Beyond RevoGrid-specific tuning, the usual React performance hygiene applies: avoid
anonymous functions in JSX props, prefer stable keys, and profile with the React DevTools
Profiler before optimizing anything you haven’t measured. Premature optimization in a
data grid context is how engineers spend two days chasing a 3ms improvement while the
actual bottleneck is a synchronous API call on mount.
Memory management is the other dimension. Virtual rendering handles DOM memory, but
application state is your responsibility. For datasets that update in real time (WebSocket
feeds, live dashboards), avoid accumulating all historical rows in React state. Maintain
a sliding window — say, the most recent 10,000 rows — and expose historical data through
a separate view or pagination. RevoGrid’s source prop can be updated incrementally;
the grid handles reconciliation efficiently as long as you’re not replacing the entire
array on every tick.
RevoGrid as a Web Component: What It Means for Your Stack
The revo-grid Web Components foundation is a genuine architectural
advantage, not a marketing bullet point. Because the core is a standard custom element,
it doesn’t carry React as a dependency. This has two practical consequences: the bundle
size is smaller than a pure-React grid of equivalent capability, and the component works
in non-React contexts without modification. If you’re building a micro-frontend
architecture where a Vue team and a React team need to share UI primitives, RevoGrid
is one of the few data grid options that genuinely supports that scenario.
The React wrapper (@revolist/react-datagrid) adds event bridging and ref
forwarding so you interact with the grid using React idioms rather than imperative DOM
calls. Under the hood, custom events emitted by the Web Component are mapped to
onEventName props, and the grid’s imperative API (scroll to row, get current
filter state, trigger export) is accessible via a standard React ref.

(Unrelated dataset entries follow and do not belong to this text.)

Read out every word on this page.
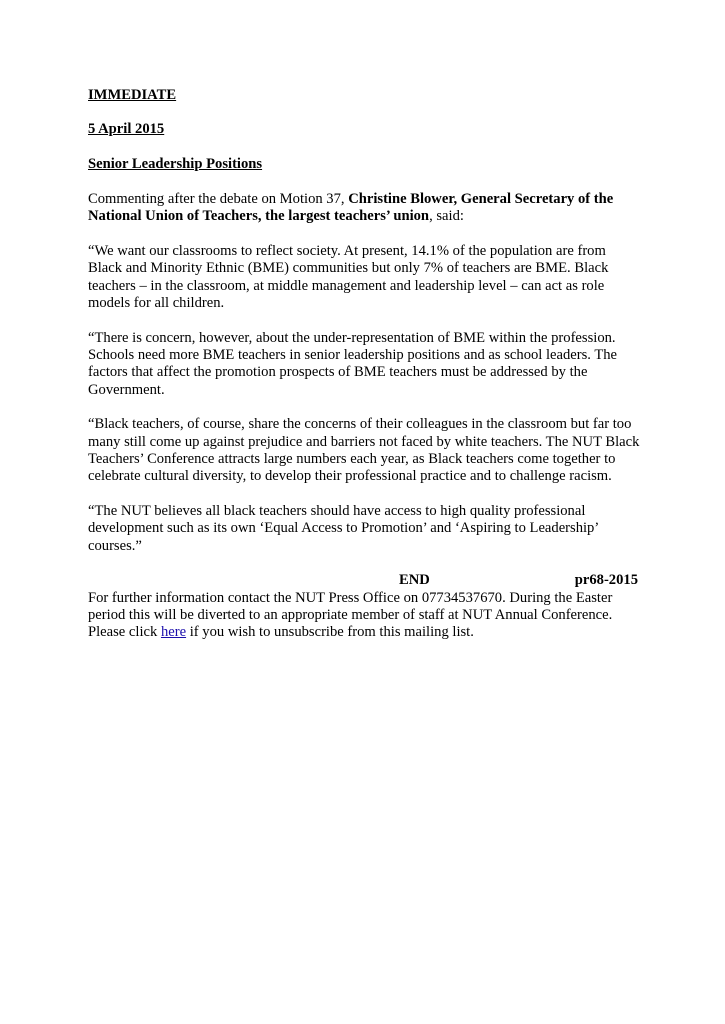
IMMEDIATE

5 April 2015

Senior Leadership Positions

Commenting after the debate on Motion 37, Christine Blower, General Secretary of the National Union of Teachers, the largest teachers’ union, said:

“We want our classrooms to reflect society. At present, 14.1% of the population are from Black and Minority Ethnic (BME) communities but only 7% of teachers are BME. Black teachers – in the classroom, at middle management and leadership level – can act as role models for all children.

“There is concern, however, about the under-representation of BME within the profession. Schools need more BME teachers in senior leadership positions and as school leaders. The factors that affect the promotion prospects of BME teachers must be addressed by the Government.

“Black teachers, of course, share the concerns of their colleagues in the classroom but far too many still come up against prejudice and barriers not faced by white teachers. The NUT Black Teachers’ Conference attracts large numbers each year, as Black teachers come together to celebrate cultural diversity, to develop their professional practice and to challenge racism.

“The NUT believes all black teachers should have access to high quality professional development such as its own ‘Equal Access to Promotion’ and ‘Aspiring to Leadership’ courses.”

END	pr68-2015

For further information contact the NUT Press Office on 07734537670. During the Easter period this will be diverted to an appropriate member of staff at NUT Annual Conference.

Please click here if you wish to unsubscribe from this mailing list.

The wrapper is thin
by design — it doesn’t reimplement the grid in React, it adapts the existing Web Component
to React’s expectations.
One edge case worth knowing: React’s synthetic event system doesn’t capture custom DOM
events by default. The wrapper handles this, but if you’re using the raw
<revo-grid> custom element directly in a React app (instead of the
wrapper), you’ll need to attach listeners via a ref using
element.addEventListener('afteredit', handler). This is a standard Web
Components integration pattern, not a RevoGrid quirk — but it trips up developers who
expect React’s JSX event props to work on arbitrary custom elements.
Frequently Asked Questions
How do I install and set up RevoGrid in a React project?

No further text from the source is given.